COVID infections flatten; hospital admissions drop

Cleveland Clinic Vero Beach

The latest COVID-19 surge may finally have peaked, with new weekly infections here flattening around the 500 mark as the Vero Beach area remains a zone of high community transmission.

The CDC reported 18 new hospital admissions in the seven days ending Aug. 3, and as of press time Monday, local hospitalizations had fallen significantly from last week.

“We have 15 COVID patients in-house at Indian River Hospital this morning, none of which are in critical care,” Cleveland Clinic spokesperson Arlene Allen-Mitchell said on Monday.

That number is down 44 percent from 27 patients in the hospital the previous week.

Florida’s case numbers were relatively flat last week, with covid deaths up slightly.

Nationwide, reports of new positive cases were down 9.8 percent compared with two weeks ago, but deaths were up by 21.3 percent in that same two-week timeframe.

While a collection of troublesome symptoms termed “long covid,” which affects at least 5 percent of people who contract the virus, is a growing concern with no clear treatment plan in place, some attention was paid this week to the “rebound” of COVID-19 symptoms, as President Joe Biden experienced this phenomenon after testing negative for the virus.
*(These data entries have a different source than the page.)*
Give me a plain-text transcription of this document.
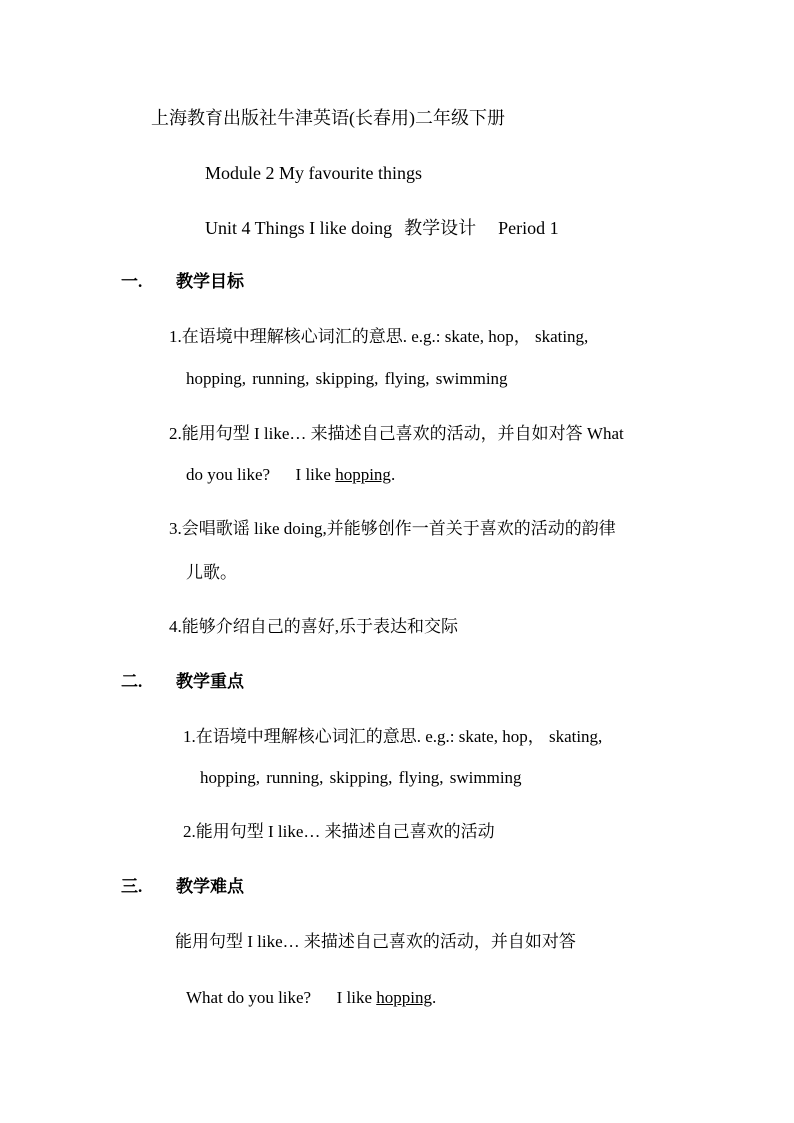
上海教育出版社牛津英语(长春用)二年级下册
Module 2 My favourite things
Unit 4 Things I like doing 教学设计 Period 1
一. 教学目标
1.在语境中理解核心词汇的意思. e.g.: skate, hop， skating,
hopping, running, skipping, flying, swimming
2.能用句型 I like… 来描述自己喜欢的活动，并自如对答 What
do you like?      I like hopping.
3.会唱歌谣 like doing,并能够创作一首关于喜欢的活动的韵律
儿歌。
4.能够介绍自己的喜好,乐于表达和交际
二. 教学重点
1.在语境中理解核心词汇的意思. e.g.: skate, hop， skating,
hopping, running, skipping, flying, swimming
2.能用句型 I like… 来描述自己喜欢的活动
三. 教学难点
能用句型 I like… 来描述自己喜欢的活动，并自如对答
What do you like?      I like hopping.
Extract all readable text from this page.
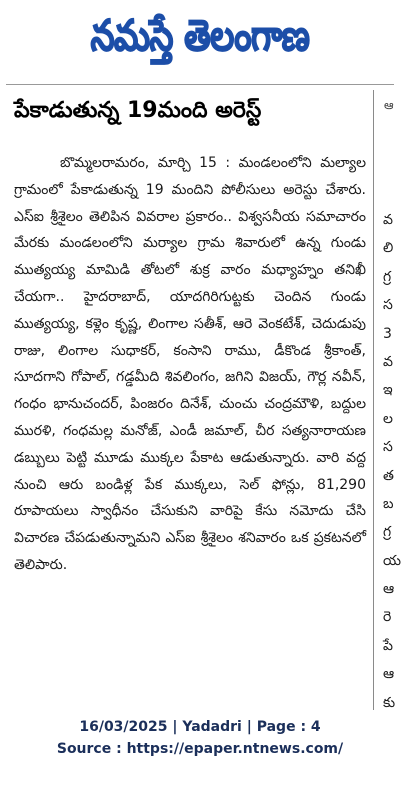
నమస్తే తెలంగాణ
పేకాడుతున్న 19మంది అరెస్ట్
బొమ్మలరామరం, మార్చి 15 : మండలంలోని మల్యాల గ్రామంలో పేకాడుతున్న 19 మందిని పోలీసులు అరెస్టు చేశారు. ఎస్ఐ శ్రీశైలం తెలిపిన వివరాల ప్రకారం.. విశ్వసనీయ సమాచారం మేరకు మండలంలోని మర్యాల గ్రామ శివారులో ఉన్న గుండు ముత్యయ్య మామిడి తోటలో శుక్ర వారం మధ్యాహ్నం తనిఖీ చేయగా.. హైదరాబాద్, యాదగిరిగుట్టకు చెందిన గుండు ముత్యయ్య, కళ్లెం కృష్ణ, లింగాల సతీశ్, ఆరె వెంకటేశ్, చెదుడుపు రాజు, లింగాల సుధాకర్, కంసాని రాము, డీకొండ శ్రీకాంత్, సూదగాని గోపాల్, గడ్డమీది శివలింగం, జగిని విజయ్, గౌర్ల నవీన్, గంధం భానుచందర్, పింజరం దినేశ్, చుంచు చంద్రమౌళి, బద్దుల మురళి, గంధమల్ల మనోజ్, ఎండీ జమాల్, చీర సత్యనారాయణ డబ్బులు పెట్టి మూడు ముక్కల పేకాట ఆడుతున్నారు. వారి వద్ద నుంచి ఆరు బండిళ్ల పేక ముక్కలు, సెల్ ఫోన్లు, 81,290 రూపాయలు స్వాధీనం చేసుకుని వారిపై కేసు నమోదు చేసి విచారణ చేపడుతున్నామని ఎస్ఐ శ్రీశైలం శనివారం ఒక ప్రకటనలో తెలిపారు.
ఆ
వ
లి
గ్ర
స
3
వ
ఇ
ల
స
త
బ
గ్ర
య
ఆ
రె
పే
ఆ
కు
16/03/2025 | Yadadri | Page : 4
Source : https://epaper.ntnews.com/
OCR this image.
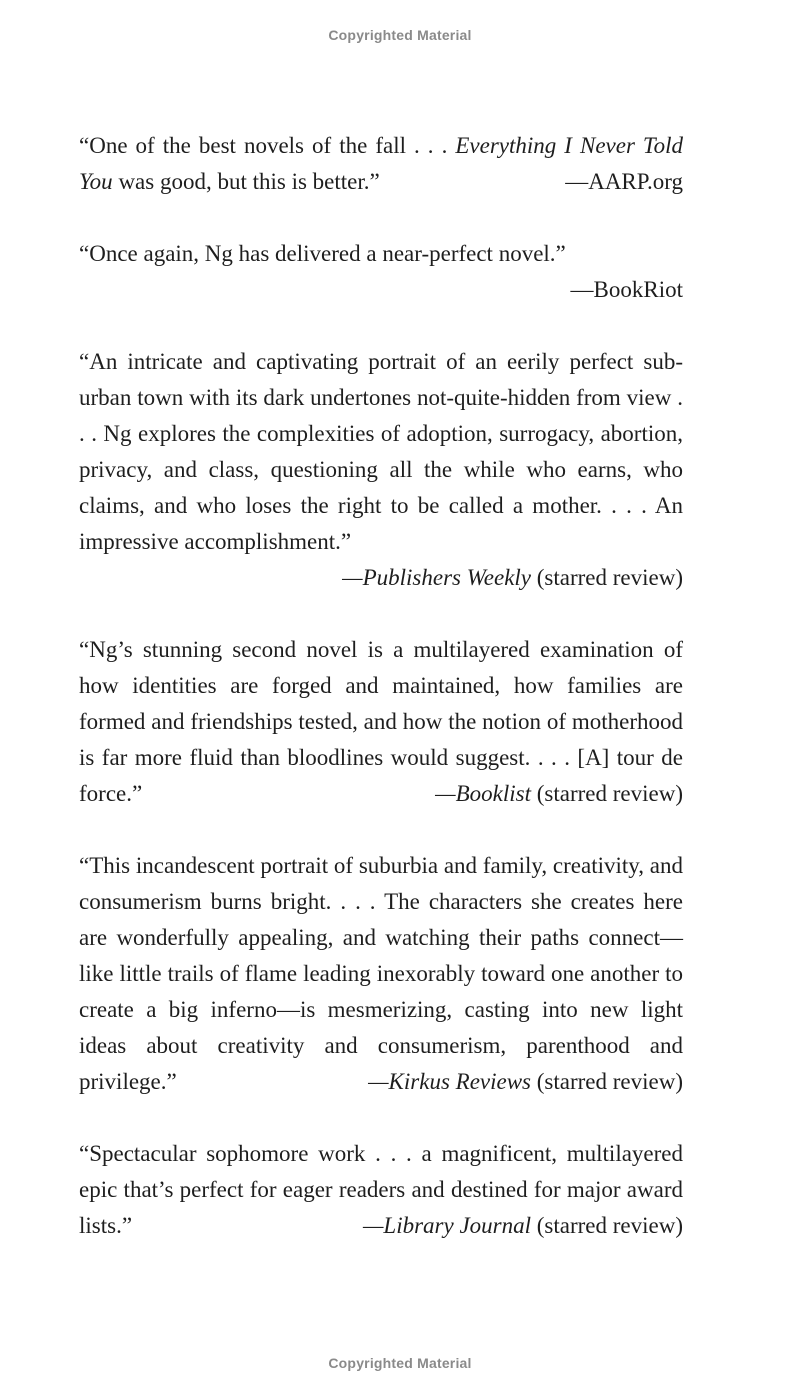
Copyrighted Material

“One of the best novels of the fall . . . Everything I Never Told You was good, but this is better.”	—AARP.org

“Once again, Ng has delivered a near-perfect novel.”

—BookRiot

“An intricate and captivating portrait of an eerily perfect suburban town with its dark undertones not-quite-hidden from view . . . Ng explores the complexities of adoption, surrogacy, abortion, privacy, and class, questioning all the while who earns, who claims, and who loses the right to be called a mother. . . . An impressive accomplishment.”

—Publishers Weekly (starred review)

“Ng’s stunning second novel is a multilayered examination of how identities are forged and maintained, how families are formed and friendships tested, and how the notion of motherhood is far more fluid than bloodlines would suggest. . . . [A] tour de force.”	—Booklist (starred review)

“This incandescent portrait of suburbia and family, creativity, and consumerism burns bright. . . . The characters she creates here are wonderfully appealing, and watching their paths connect—like little trails of flame leading inexorably toward one another to create a big inferno—is mesmerizing, casting into new light ideas about creativity and consumerism, parenthood and privilege.”	—Kirkus Reviews (starred review)

“Spectacular sophomore work . . . a magnificent, multilayered epic that’s perfect for eager readers and destined for major award lists.”	—Library Journal (starred review)

Copyrighted Material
A study commissioned by drug makers and supported by the National Institutes of Health released initial, un-reviewed findings last week showing that more than one quarter of the people in a trial of nearly 600 patients had a setback or “rebound” of symptoms after initially feeling like they had recovered from COVID-19.

Researchers are still trying to understand the rebound of symptoms, which can even cause the patient to test positive again – as in Biden’s case – after testing negative. Of the study subjects with COVID-19 illness, 12 percent tested positive after testing negative – regardless of whether the patient had been treated with the Paxlovid drug.

The White House Covid Response Coordinator said the type of rebound Biden experienced after taking Paxlovid is “rare,” occurring in about 5 percent of patients. But one unanswered question remains: how many average citizens who don’t have a team of doctors monitoring their every cough and sniffle would actually keep testing repeatedly for COVID-19 after they felt better and tested negative twice, to document a rebound positive test? Likely not many.

Though Biden went back into isolation after his rebound positive test, common sense says most people who had recovered and tested negative would be back in circulation at work, school or social functions as soon as they tested negative. The rebound phenomenon means that there’s a chance those covid survivors could still infect others for a few days or a week after being back in the mix.

Earlier in the pandemic, in the days of the 14-day or 10-day quarantine, this would not have been that big of an issue. But since CDC guidance changed back in March to recommend only a five-day quarantine, people are emerging from their sick beds to report back to work or school much sooner.

Despite the official five-day quarantine guidance issued in March to mitigate the impact of COVID-19 absences on workforce productivity and the economy, the CDC still recommends that COVID-19 patients experiencing symptoms isolate for 14 days “when possible.”

The safest course of action for those recovering from COVID-19 would probably be to social distance, wear a mask and postpone travel for a week or so after testing negative – especially if a nagging cough or other symptoms linger on. Under the current conditions with Indian River County labeled both an area of High Covid Community Level and High Community Spread, the CDC would prefer everyone wear a facemask indoors anyway.